Ukrainians Lose Faith in Judicial System
Ukrainian opposition leader Yulia Timoshenko in court on Oct. 11, 2011. Timoshenko's imprisonment has been protested as an abuse of judicial power by the current prime minister, a factor contributing to the declining faith in the Ukrainian judiciary. (Sergei Supinsky/AFP/Getty Images)

KYIV, Ukraine—Faith in the Ukrainian government and judicial system spiked in 2005; the Supreme Court had annulled election results decried as fraudulent, and a new government was elected under great scrutiny. The judiciary had upheld the call for democracy raised by the Orange Revolution protests.

In the years that followed, however, Ukrainians perceived an impunity given to officials and their family members by the courts. They saw the jailing of opposition leader Yulia Timoshenko, hailed as an abuse of judicial power by current Prime Minister Mykola Yanovych Azarov.

Faith in the judicial system is low.

According to a poll conducted by the sociology department of the Razumkov Centre, 55 percent of Ukrainians do not support the courts' activity. About 28 percent of people surveyed said they support certain court actions, and only 5 percent said they fully support the courts' activity.

Razumkov Centre sociologist Andriy Bychenko said many Ukrainians believe the courts protect the interests of authorities and will not protect ordinary citizens who bring charges against the authorities.

"We see that even if there was a video where everything that happened [as a crime was being committed] is seen, if officials or their children are involved in it, despite all the social pressure, all the governmental officials are recognized not guilty in the end," Bychenko said.

The poll was conducted annually from 2005 to 2012. Elections brought hope to the people—faith in the judiciary was relatively high not only after the Orange Revolution of 2005, but also after the federal election in 2010.

Ukrainians hoped for improvement with each new leader, but disappointment followed and faith in the system declined, explained the sociologist.

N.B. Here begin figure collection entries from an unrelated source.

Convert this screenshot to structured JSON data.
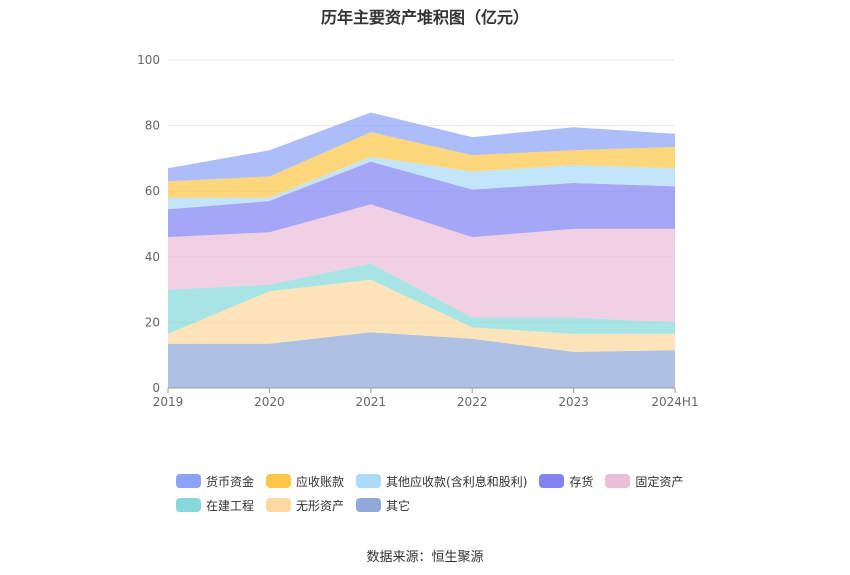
{
  "chart_data": {
    "type": "area",
    "title": "历年主要资产堆积图（亿元）",
    "categories": [
      "2019",
      "2020",
      "2021",
      "2022",
      "2023",
      "2024H1"
    ],
    "ylim": [
      0,
      100
    ],
    "yticks": [
      0,
      20,
      40,
      60,
      80,
      100
    ],
    "grid": true,
    "stacked": true,
    "legend_position": "bottom",
    "series": [
      {
        "name": "其它",
        "color": "#8fa9db",
        "values": [
          13.5,
          13.5,
          17.0,
          15.0,
          11.0,
          11.5
        ]
      },
      {
        "name": "无形资产",
        "color": "#fdd9a0",
        "values": [
          3.0,
          16.0,
          16.0,
          3.5,
          5.5,
          5.0
        ]
      },
      {
        "name": "在建工程",
        "color": "#86d9d9",
        "values": [
          13.5,
          2.0,
          5.0,
          3.0,
          5.0,
          3.5
        ]
      },
      {
        "name": "固定资产",
        "color": "#ebbed9",
        "values": [
          16.0,
          16.0,
          18.0,
          24.5,
          27.0,
          28.5
        ]
      },
      {
        "name": "存货",
        "color": "#8383f2",
        "values": [
          8.5,
          9.5,
          13.0,
          14.5,
          14.0,
          13.0
        ]
      },
      {
        "name": "其他应收款(含利息和股利)",
        "color": "#abdbf8",
        "values": [
          3.5,
          1.0,
          1.5,
          5.5,
          5.5,
          5.5
        ]
      },
      {
        "name": "应收账款",
        "color": "#fdc84a",
        "values": [
          5.0,
          6.5,
          7.5,
          5.0,
          4.5,
          6.5
        ]
      },
      {
        "name": "货币资金",
        "color": "#8da3f7",
        "values": [
          4.0,
          8.0,
          6.0,
          5.5,
          7.0,
          4.0
        ]
      }
    ],
    "legend_order": [
      "货币资金",
      "应收账款",
      "其他应收款(含利息和股利)",
      "存货",
      "固定资产",
      "在建工程",
      "无形资产",
      "其它"
    ]
  },
  "source_text": "数据来源：恒生聚源"
}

The much protested jailing of opposition leader Yulia Timoshenko and her ally Yuriy Lutsenko did not help the reputation of the courts.

"We have the vast majority of citizens who do not believe that law was violated only by the representatives of the previous government. They think that law is pretty clearly violated also by the senior representatives of current government," Bychenko said.

"My attitude to the courts is generally negative," said Vyacheslav, an entrepreneur in Kyiv. Bychenko explained that it is fairly common for people not to go to court because of mistrust.

Judge and Family Beheaded

Dec. 15 was a Ukrainian national day to celebrate judges and court workers. Judge Volodymyr Trofimov, 58, and three of his family members were beheaded that day.

The gruesome murder is still being investigated, and the motive has not been determined. Trofimov also had an extensive antiques collection, and the incident may have been a robbery gone wrong.

Judge Serhiy Zubkov of Kyiv was murdered in March 2011. In 2006, Judge Victor Lopatsky was shot, but not fatally wounded. Two suspects were convicted of Zubkov's murder, having been evicted as a result of the judge's decision in a property dispute. A public campaign is calling for their release, saying they were wrongly accused.

Ruslana Lyzhichko, a famous Ukrainian pop-singer and Eurovision winner, spoke at a press conference rallying for the release of these convicts.

"I felt sad that this judicial mess has become the norm in Ukraine; injustice became the norm in Ukraine."